Does paying high-interest rates keep you up at night? If you’re in over your head in debt, but can’t seem to get out of it, the debt avalanche may be the answer.
This aggressive, yet incredibly successful program prioritizes your debts, helping you get out of what some people call ‘toxic debt.’
If you’re looking for ways to pay off loans faster, check out the details below.
What is the Debt Avalanche Method?
The debt avalanche or ‘debt stacking’ method pays off your debts with the highest interest rates first. Unlike the debt snowball, which focuses on balances, the avalanche method focuses on interest rates.
If you’d prefer paying as little interest as possible and don’t need the ‘quick wins’ the debt snowball method offers, the avalanche method may be a good choice. You’ll pay interest down faster and focus on getting out of debt without excessive costs.
How the Debt Avalanche Method Works
If you recognize that debt is bad and high-interest rates are an opportunity cost of what your investments and/or savings could earn, you’re ready for the debt avalanche method.
Here’s how it works:
- Write down all debts in order, starting with the highest interest rate debt first (don’t pay attention to balances)
- Write down the required minimum payment for each debt
- Work the minimum payment into your monthly budget
- Pay any ‘extra money’ toward the first debt in line (the highest interest debt) in addition to the minimum payment
- Keep doing this until you pay off the first debt
You’ve started the avalanche! Paying off that first debt is a huge accomplishment because it has the highest interest costs.
Take the same amount you paid to the first debt and add it to the minimum payment of the next debt. Keep doing this to pay your loans off faster and eventually get out of debt.
Example of the Debt Avalanche Method
John has the following debts:
- $10,000 credit card at 19.99% with a $250 minimum payment
- $3,000 credit card at 15% with a $75 minimum payment
- $6,000 personal loan at 7% with a $100 minimum payment
- $12,000 car loan at 5% with a $125 minimum payment
John budgets the minimum payments and finds that after cutting expenses, he has an extra $500 per month to pay down his debts.
John pays $750 ($500 + $250) to the $10,000 credit card. It takes John 16 months to pay it off. He’s now saving 19.99% interest – you can’t get that kind of guaranteed return on any other investment!
John takes the $750 and adds it to the $75 minimum payment on the $3,000 credit card, paying it off in 3 more months!
He works his way through the debts until he’s created a debt avalanche and gotten himself out of personal debt.
The Benefits of the Debt Avalanche Method
- Understand your finances better – Focusing on the highest interest rate debt helps you understand the true cost of debt. Paying 19.99% on the money you borrowed years ago robs you of the potential for your money today. Seeing this helps you understand how to manage your money and/or stay out of debt.

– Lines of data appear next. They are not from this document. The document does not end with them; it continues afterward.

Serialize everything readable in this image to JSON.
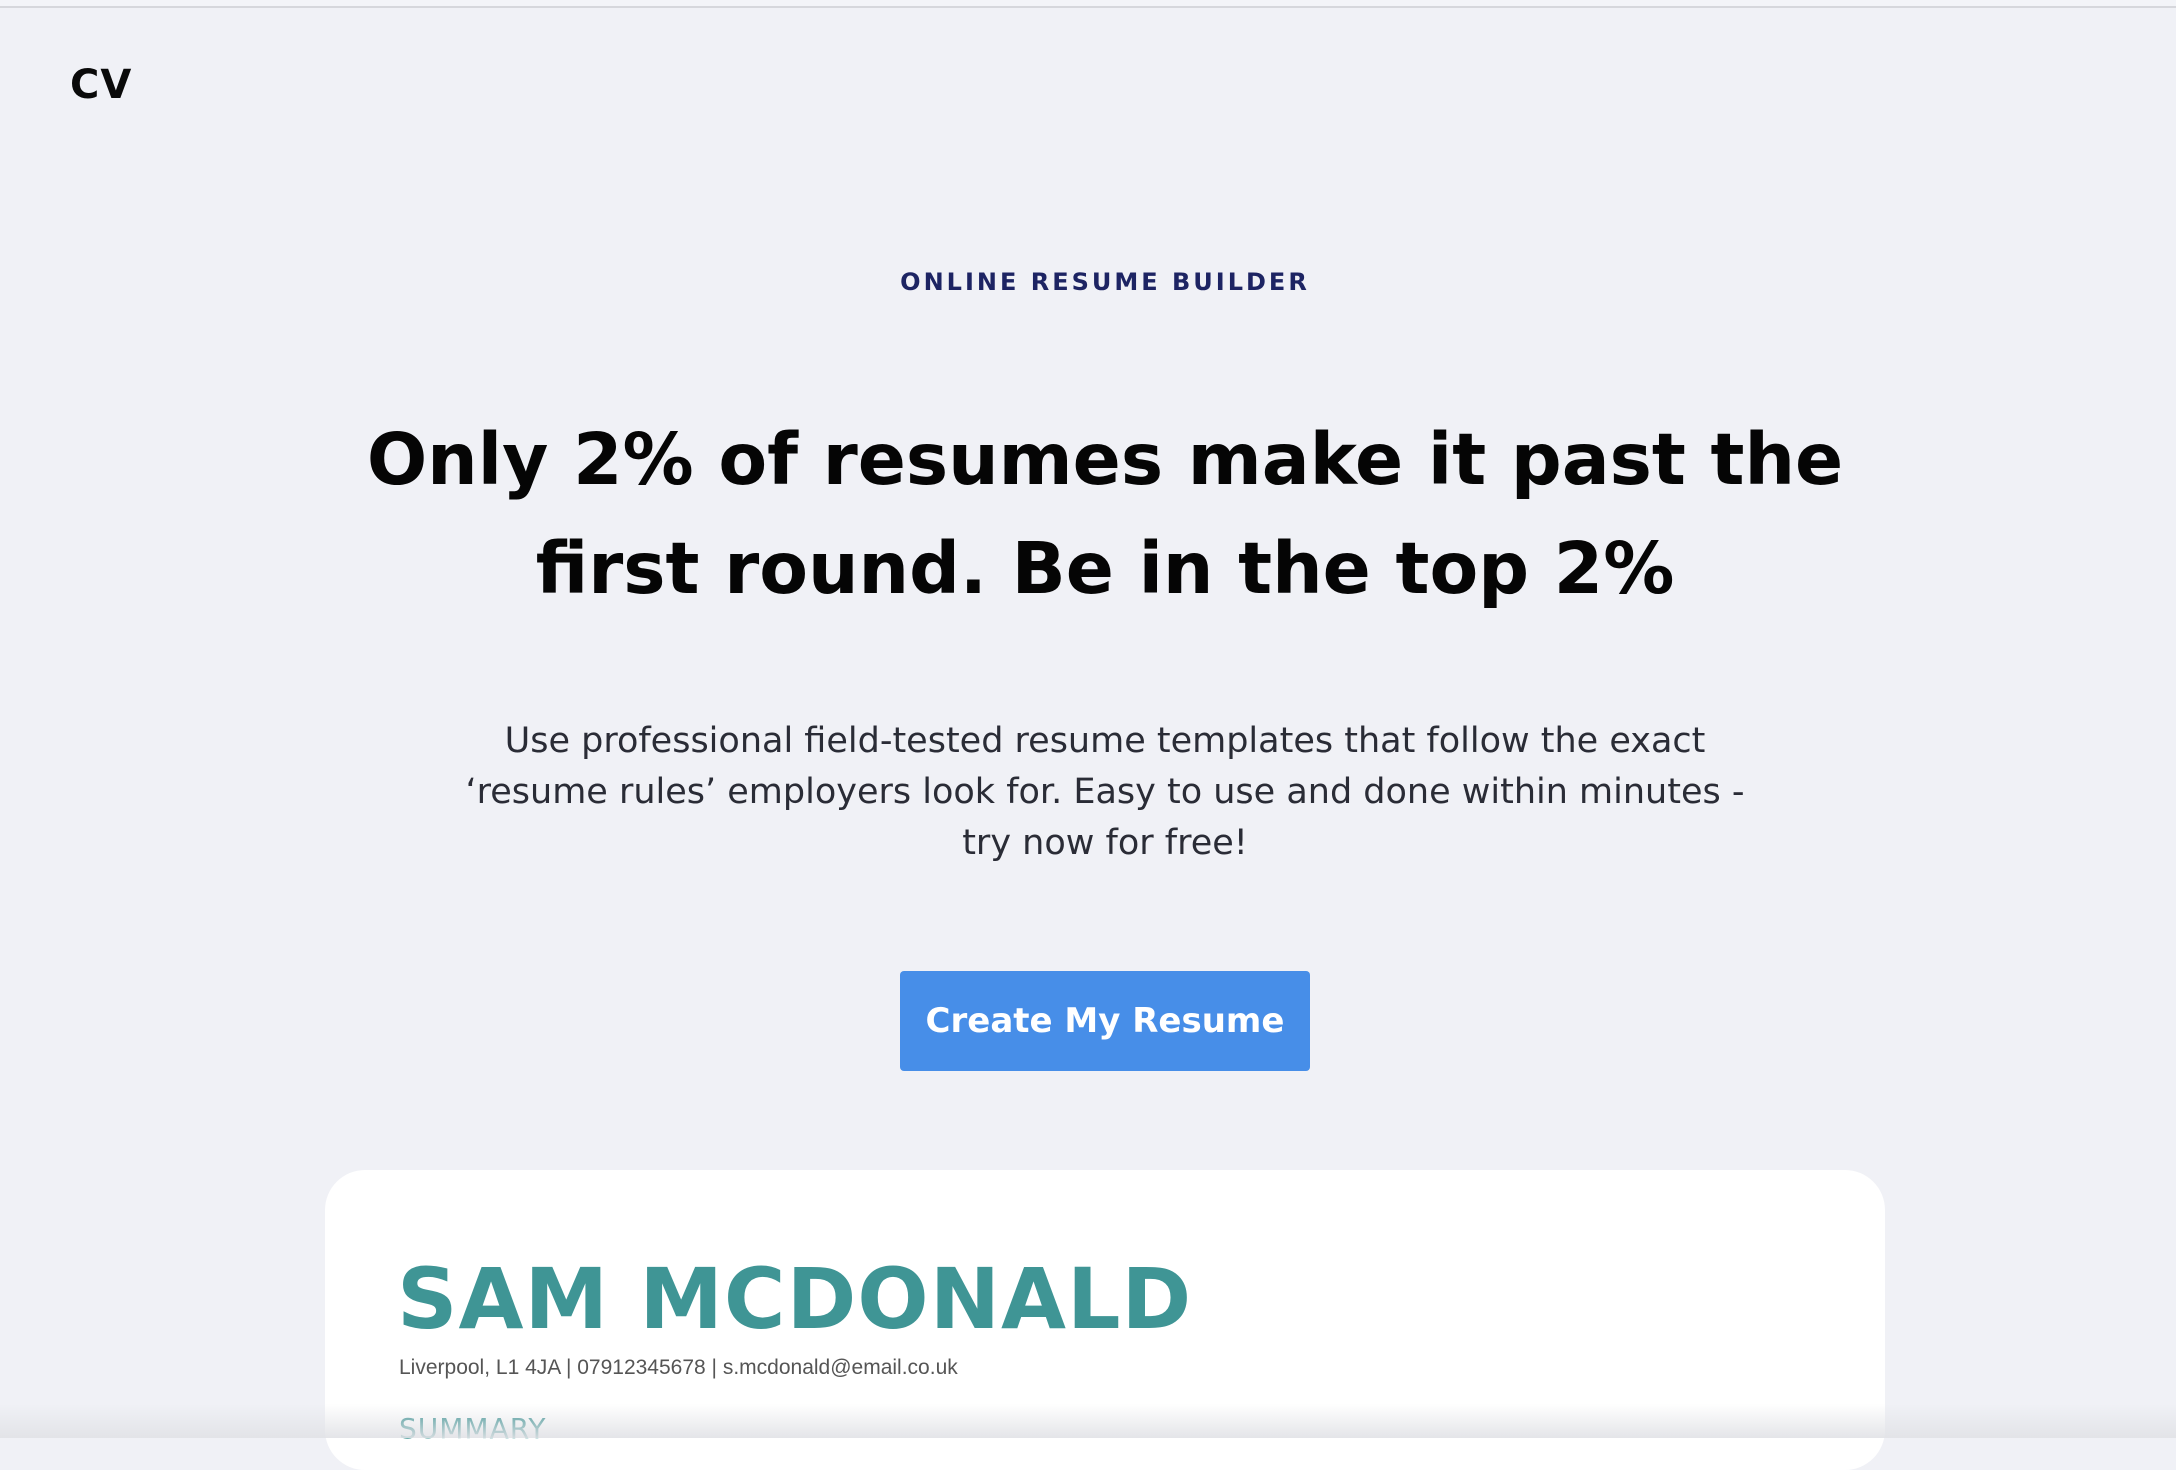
{
  "header": {
    "logo_text": "CV"
  },
  "hero": {
    "eyebrow": "ONLINE RESUME BUILDER",
    "headline": "Only 2% of resumes make it past the first round. Be in the top 2%",
    "subtext": "Use professional field-tested resume templates that follow the exact ‘resume rules’ employers look for. Easy to use and done within minutes - try now for free!",
    "cta_label": "Create My Resume"
  },
  "resume_preview": {
    "name": "SAM MCDONALD",
    "contact": "Liverpool, L1 4JA | 07912345678 | s.mcdonald@email.co.uk",
    "section_heading": "SUMMARY"
  },
  "colors": {
    "background": "#f0f1f6",
    "accent_button": "#478ee8",
    "eyebrow_text": "#1d2463",
    "resume_name": "#3f9595"
  }
}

- Pay less interest – Focusing on the debts with the highest interest first puts more money in your pocket. While paying the smallest debts first is motivational, it may cost more in the long run. If you can stay consistent, especially if your highest interest debt has a large balance, you’ll see greater savings.
- Pay off loans faster – Having a plan in place helps you pay your loans off faster. Instead of paying the minimum required payments, you go above what’s needed and get ahead of the balance, reducing the interest charges and overall loan costs.
Is the Debt Snowball or Debt Avalanche Method Better?
It’s an age-old question. Should you pay off the lowest balance or highest interest debt first? It’s like asking which came first, the chicken or the egg?
No two people will have the same answer.
Paying off the high-interest debt first saves you the most money. You also pay off loans faster because you’re focusing on the highest interest debts.
If you want to lower your total cost of borrowing, the debt avalanche is the best method. But, if you prefer ‘quick wins’ or need the motivation to keep going, the debt snowball is a better choice. Using the avalanche method, it could take many months before you see progress. If you’ll have trouble staying focused – use the snowball method.
If you’re a ‘numbers person’ and love seeing the interest charges drop, and know you’re on your way to financial freedom, stick with the avalanche method.
You may pay more interest with the snowball method, but if it keeps you motivated, it’s better than making only the minimum payments. Not doing choosing either method is the most expensive and time-consuming method.
The Debt Avalanche Method Gives you Control
If you can implement the debt avalanche method, you’ll feel empowered and in control of your finances. You know you’re paying off high-interest charges and will eventually get out of debt. While it doesn’t have obvious ‘quick wins’ the interest savings are huge.
If you can recognize the savings potential, the avalanche method helps you pay off loans faster. Like any new program, choose the one that you’ll use most consistently. You can change programs at any time. If you start with the snowball method and realize you can consistently pay off your debts, switch over to the avalanche method, and crush those interest charges.
Today is a great day to start getting out of debt. Choose the plan that works with your current mindset and budget and work your way out of debt for good.